Laporan Wartawan Tribunnews.com, Ferdinand Waskita
TRIBUNNEWS.COM, JAKARTA - Partai Persatuan Pembangunan (PPP) masih dilanda konflik dualisme kepengurusan. Mukmatar Surabaya dipimpin oleh Romahurmuziy. Sedangkan Muktamar Jakarta diketuai Djan Faridz.
Politisi PPP Syaifullah Tamliha tidak yakin partai berlambang Kabah itu dapat dengan segera islah.
"Seperti minyak dengan air. Saya bicara apa adanya. Saya mau mencalonkan gubernur pusing juga," kata Tamliha di Gedung DPR, Jakarta, Kamis (11/6/2015).

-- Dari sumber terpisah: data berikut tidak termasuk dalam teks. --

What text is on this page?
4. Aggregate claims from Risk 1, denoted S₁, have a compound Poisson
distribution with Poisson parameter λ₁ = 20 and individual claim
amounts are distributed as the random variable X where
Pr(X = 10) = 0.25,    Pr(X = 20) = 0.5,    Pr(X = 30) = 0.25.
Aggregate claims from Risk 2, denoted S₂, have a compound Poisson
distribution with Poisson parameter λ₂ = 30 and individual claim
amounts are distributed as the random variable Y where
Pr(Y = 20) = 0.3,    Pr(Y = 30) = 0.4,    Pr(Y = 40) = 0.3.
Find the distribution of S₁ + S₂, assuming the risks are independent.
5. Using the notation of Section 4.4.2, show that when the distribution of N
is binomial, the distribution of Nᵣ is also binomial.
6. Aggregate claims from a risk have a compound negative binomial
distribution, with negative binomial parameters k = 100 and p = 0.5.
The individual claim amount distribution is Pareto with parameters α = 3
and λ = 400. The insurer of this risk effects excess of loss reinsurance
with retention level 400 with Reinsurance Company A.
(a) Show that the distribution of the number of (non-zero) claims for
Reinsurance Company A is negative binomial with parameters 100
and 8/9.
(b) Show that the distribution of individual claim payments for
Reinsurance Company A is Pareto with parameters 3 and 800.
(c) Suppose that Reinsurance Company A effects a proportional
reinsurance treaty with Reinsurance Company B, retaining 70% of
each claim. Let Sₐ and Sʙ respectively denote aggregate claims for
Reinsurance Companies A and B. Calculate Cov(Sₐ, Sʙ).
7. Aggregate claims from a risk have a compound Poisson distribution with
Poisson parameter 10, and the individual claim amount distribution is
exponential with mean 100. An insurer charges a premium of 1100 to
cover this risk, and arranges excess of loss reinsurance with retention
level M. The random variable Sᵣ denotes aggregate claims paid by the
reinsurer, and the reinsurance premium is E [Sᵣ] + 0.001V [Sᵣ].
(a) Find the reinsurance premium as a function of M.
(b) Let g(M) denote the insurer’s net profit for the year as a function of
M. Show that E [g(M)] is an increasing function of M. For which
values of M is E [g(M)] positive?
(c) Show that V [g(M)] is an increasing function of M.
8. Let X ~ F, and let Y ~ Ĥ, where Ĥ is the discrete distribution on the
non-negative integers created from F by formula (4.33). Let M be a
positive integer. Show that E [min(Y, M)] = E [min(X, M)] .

Ia melihat kader PPP di daerah mulai frustasi karena persoalan tidak bisa diselesaikan oleh kedua ketua umum tersebut. Anggota Komisi I DPR itu mengingatkan Djan dan Romi akan berdosa besar jika PPP tidak bisa mencalonkan kadernya menjadi kepala daerah di Pilkada serentak karena bertentangan dengan UU Parpol.
"Jangan sampai PPP tidak bisa ikut pilkada. Jadi dua-duanya berdosa," tuturnya.
Tamliha berharap kedua kubu memperhatikan nilai perjuangan PPP yang mengedepankan musyawarah. Apalagi orang yang masuk PPP berniat untuk ibadah.
"Jangan sampai bertengkar. Konflik pendapat jangan sampai berakibat konflik personal. Musyawarah jalan terbaik," katanya.
Solusinya, kata Tamliha, kepengurusan kedua kubu menjadi satu. Dapat pula menggelar muktamar luar biasa sehingga penyelesaian konflik lebih elegan. "Kalau perlu 1000 orang jadi pengurus. Saya tidak tahu petimbangan mereka tidak tahu kenapa tidak mau muktamar luar biasa," imbuhnya.